Já foram investidos, até maio de 2023, mais de R$ 400 milhões em obras e projetos na cidade, o maior volume de recursos já visto na história de Maceió. O principal foco do executivo municipal é reduzir as desigualdades e gerar oportunidades para que as pessoas possam ter acesso a moradia digna, emprego e renda.”

Bairros adjacentes à orla lagunar sofrem com inundações e vulnerabilidades ambientais constantes. É reivindicação da comunidade local a melhora no saneamento básico e urbanização. O que tem sido feito neste sentido?

“Ao longo da gestão do prefeito JHC, a região passou por uma grande transformação histórica, com limpeza diária, reformas de equipamentos públicos, melhorias na iluminação, pavimentação, acessibilidade, além de receber brinquedos e espaços de convivência.

Equipes da infraestrutura também realizam constantemente ações de limpeza e desobstrução de rede de drenagem na região para que as águas da chuva tenham o destino correto de maneira adequada.

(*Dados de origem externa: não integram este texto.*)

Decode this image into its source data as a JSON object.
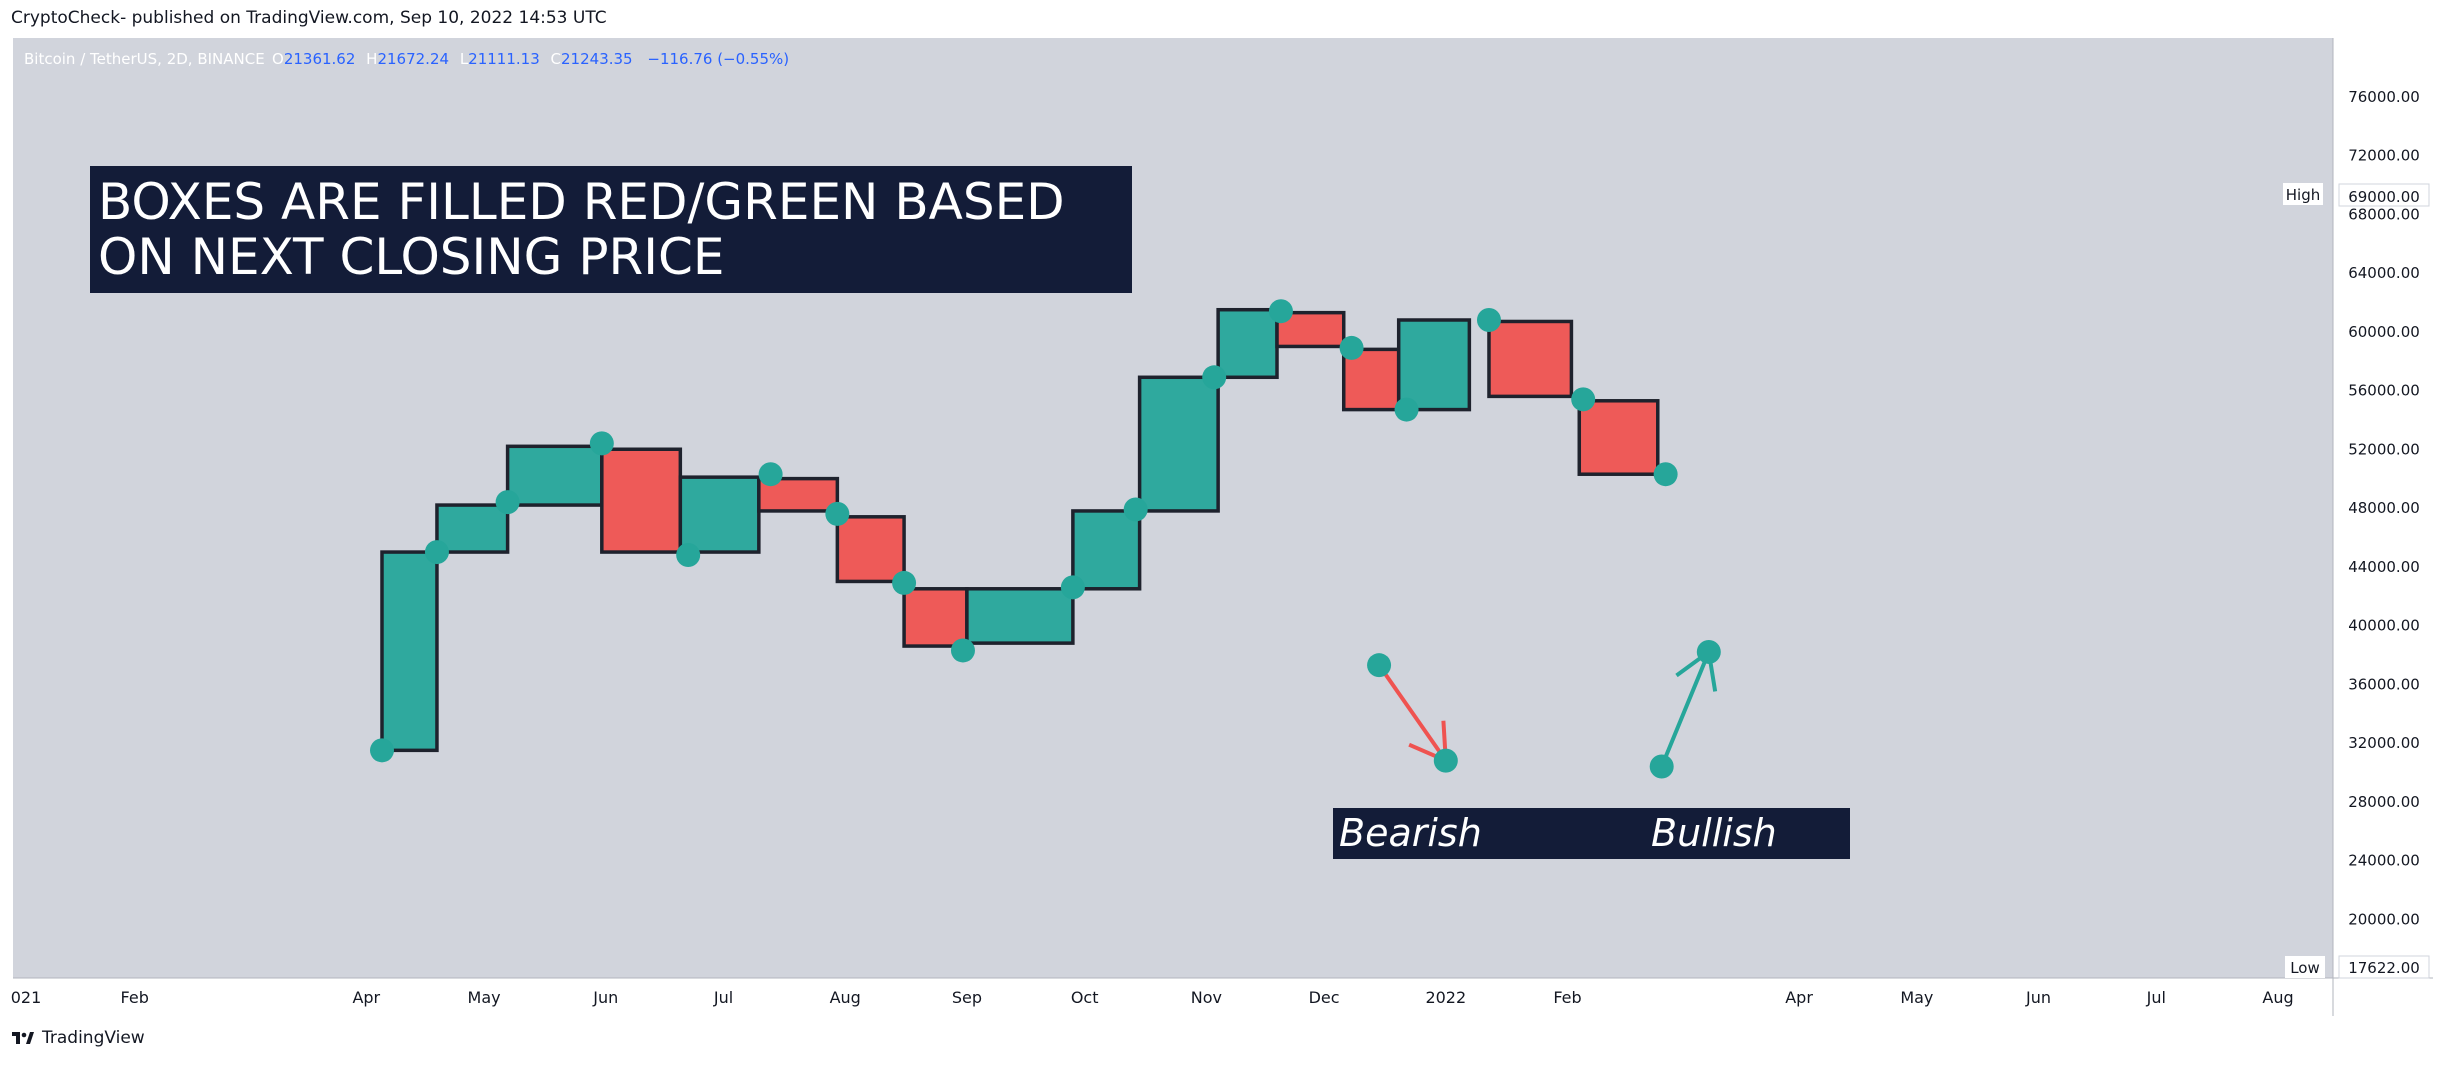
{
  "header": {
    "publisher_line": "CryptoCheck- published on TradingView.com, Sep 10, 2022 14:53 UTC"
  },
  "footer": {
    "logo_icon": "tradingview-logo-icon",
    "brand": "TradingView"
  },
  "legend": {
    "symbol": "Bitcoin / TetherUS, 2D, BINANCE",
    "o_label": "O",
    "open": "21361.62",
    "h_label": "H",
    "high": "21672.24",
    "l_label": "L",
    "low": "21111.13",
    "c_label": "C",
    "close": "21243.35",
    "change": "−116.76 (−0.55%)"
  },
  "price_scale": {
    "high_label": "High",
    "high_value": "69000.00",
    "low_label": "Low",
    "low_value": "17622.00"
  },
  "annotations": {
    "headline_line1": "BOXES ARE FILLED RED/GREEN BASED",
    "headline_line2": "ON NEXT CLOSING PRICE",
    "bearish": "Bearish",
    "bullish": "Bullish"
  },
  "colors": {
    "background": "#d1d4dc",
    "bull": "#26a69a",
    "bear": "#ef5350",
    "label_box": "#131c38",
    "outline": "#1e222d",
    "text_blue": "#2962ff",
    "axis_text": "#131722"
  },
  "chart_data": {
    "type": "step-boxes",
    "ylim": [
      16000,
      80000
    ],
    "y_ticks": [
      20000,
      24000,
      28000,
      32000,
      36000,
      40000,
      44000,
      48000,
      52000,
      56000,
      60000,
      64000,
      68000,
      72000,
      76000
    ],
    "x_ticks": [
      {
        "label": "021",
        "date": "2021-01-01"
      },
      {
        "label": "Feb",
        "date": "2021-02-01"
      },
      {
        "label": "Apr",
        "date": "2021-04-01"
      },
      {
        "label": "May",
        "date": "2021-05-01"
      },
      {
        "label": "Jun",
        "date": "2021-06-01"
      },
      {
        "label": "Jul",
        "date": "2021-07-01"
      },
      {
        "label": "Aug",
        "date": "2021-08-01"
      },
      {
        "label": "Sep",
        "date": "2021-09-01"
      },
      {
        "label": "Oct",
        "date": "2021-10-01"
      },
      {
        "label": "Nov",
        "date": "2021-11-01"
      },
      {
        "label": "Dec",
        "date": "2021-12-01"
      },
      {
        "label": "2022",
        "date": "2022-01-01"
      },
      {
        "label": "Feb",
        "date": "2022-02-01"
      },
      {
        "label": "Apr",
        "date": "2022-04-01"
      },
      {
        "label": "May",
        "date": "2022-05-01"
      },
      {
        "label": "Jun",
        "date": "2022-06-01"
      },
      {
        "label": "Jul",
        "date": "2022-07-01"
      },
      {
        "label": "Aug",
        "date": "2022-08-01"
      }
    ],
    "boxes": [
      {
        "start": "2021-04-05",
        "end": "2021-04-19",
        "from": 31500,
        "to": 45000,
        "dir": "up"
      },
      {
        "start": "2021-04-19",
        "end": "2021-05-07",
        "from": 45000,
        "to": 48200,
        "dir": "up"
      },
      {
        "start": "2021-05-07",
        "end": "2021-05-31",
        "from": 48200,
        "to": 52200,
        "dir": "up"
      },
      {
        "start": "2021-05-31",
        "end": "2021-06-20",
        "from": 52000,
        "to": 45000,
        "dir": "down"
      },
      {
        "start": "2021-06-20",
        "end": "2021-07-10",
        "from": 45000,
        "to": 50100,
        "dir": "up"
      },
      {
        "start": "2021-07-10",
        "end": "2021-07-30",
        "from": 50000,
        "to": 47800,
        "dir": "down"
      },
      {
        "start": "2021-07-30",
        "end": "2021-08-16",
        "from": 47400,
        "to": 43000,
        "dir": "down"
      },
      {
        "start": "2021-08-16",
        "end": "2021-09-01",
        "from": 42500,
        "to": 38600,
        "dir": "down"
      },
      {
        "start": "2021-09-01",
        "end": "2021-09-28",
        "from": 38800,
        "to": 42500,
        "dir": "up"
      },
      {
        "start": "2021-09-28",
        "end": "2021-10-15",
        "from": 42500,
        "to": 47800,
        "dir": "up"
      },
      {
        "start": "2021-10-15",
        "end": "2021-11-04",
        "from": 47800,
        "to": 56900,
        "dir": "up"
      },
      {
        "start": "2021-11-04",
        "end": "2021-11-19",
        "from": 56900,
        "to": 61500,
        "dir": "up"
      },
      {
        "start": "2021-11-19",
        "end": "2021-12-06",
        "from": 61300,
        "to": 59000,
        "dir": "down"
      },
      {
        "start": "2021-12-06",
        "end": "2021-12-20",
        "from": 58800,
        "to": 54700,
        "dir": "down"
      },
      {
        "start": "2021-12-20",
        "end": "2022-01-07",
        "from": 54700,
        "to": 60800,
        "dir": "up"
      },
      {
        "start": "2022-01-12",
        "end": "2022-02-02",
        "from": 60700,
        "to": 55600,
        "dir": "down"
      },
      {
        "start": "2022-02-04",
        "end": "2022-02-24",
        "from": 55300,
        "to": 50300,
        "dir": "down"
      }
    ],
    "close_points": [
      {
        "date": "2021-04-05",
        "value": 31500
      },
      {
        "date": "2021-04-19",
        "value": 45000
      },
      {
        "date": "2021-05-07",
        "value": 48400
      },
      {
        "date": "2021-05-31",
        "value": 52400
      },
      {
        "date": "2021-06-22",
        "value": 44800
      },
      {
        "date": "2021-07-13",
        "value": 50300
      },
      {
        "date": "2021-07-30",
        "value": 47600
      },
      {
        "date": "2021-08-16",
        "value": 42900
      },
      {
        "date": "2021-08-31",
        "value": 38300
      },
      {
        "date": "2021-09-28",
        "value": 42600
      },
      {
        "date": "2021-10-14",
        "value": 47900
      },
      {
        "date": "2021-11-03",
        "value": 56900
      },
      {
        "date": "2021-11-20",
        "value": 61400
      },
      {
        "date": "2021-12-08",
        "value": 58900
      },
      {
        "date": "2021-12-22",
        "value": 54700
      },
      {
        "date": "2022-01-12",
        "value": 60800
      },
      {
        "date": "2022-02-05",
        "value": 55400
      },
      {
        "date": "2022-02-26",
        "value": 50300
      }
    ],
    "example_bearish": {
      "from": {
        "date": "2021-12-15",
        "value": 37300
      },
      "to": {
        "date": "2022-01-01",
        "value": 30800
      }
    },
    "example_bullish": {
      "from": {
        "date": "2022-02-25",
        "value": 30400
      },
      "to": {
        "date": "2022-03-09",
        "value": 38200
      }
    }
  }
}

Em paralelo, equipes de conscientização ambiental da Autarquia de Desenvolvimento Sustentável e Limpeza Urbana (ALURB) também executam ações buscando educar a população de que o lixo deve ser descartado de maneira correta.

Aliado a estas intervenções, as equipes da limpeza urbana operam na Lagoa o Ecoboat, equipamento que recolhe o lixo descartado de forma irregular.”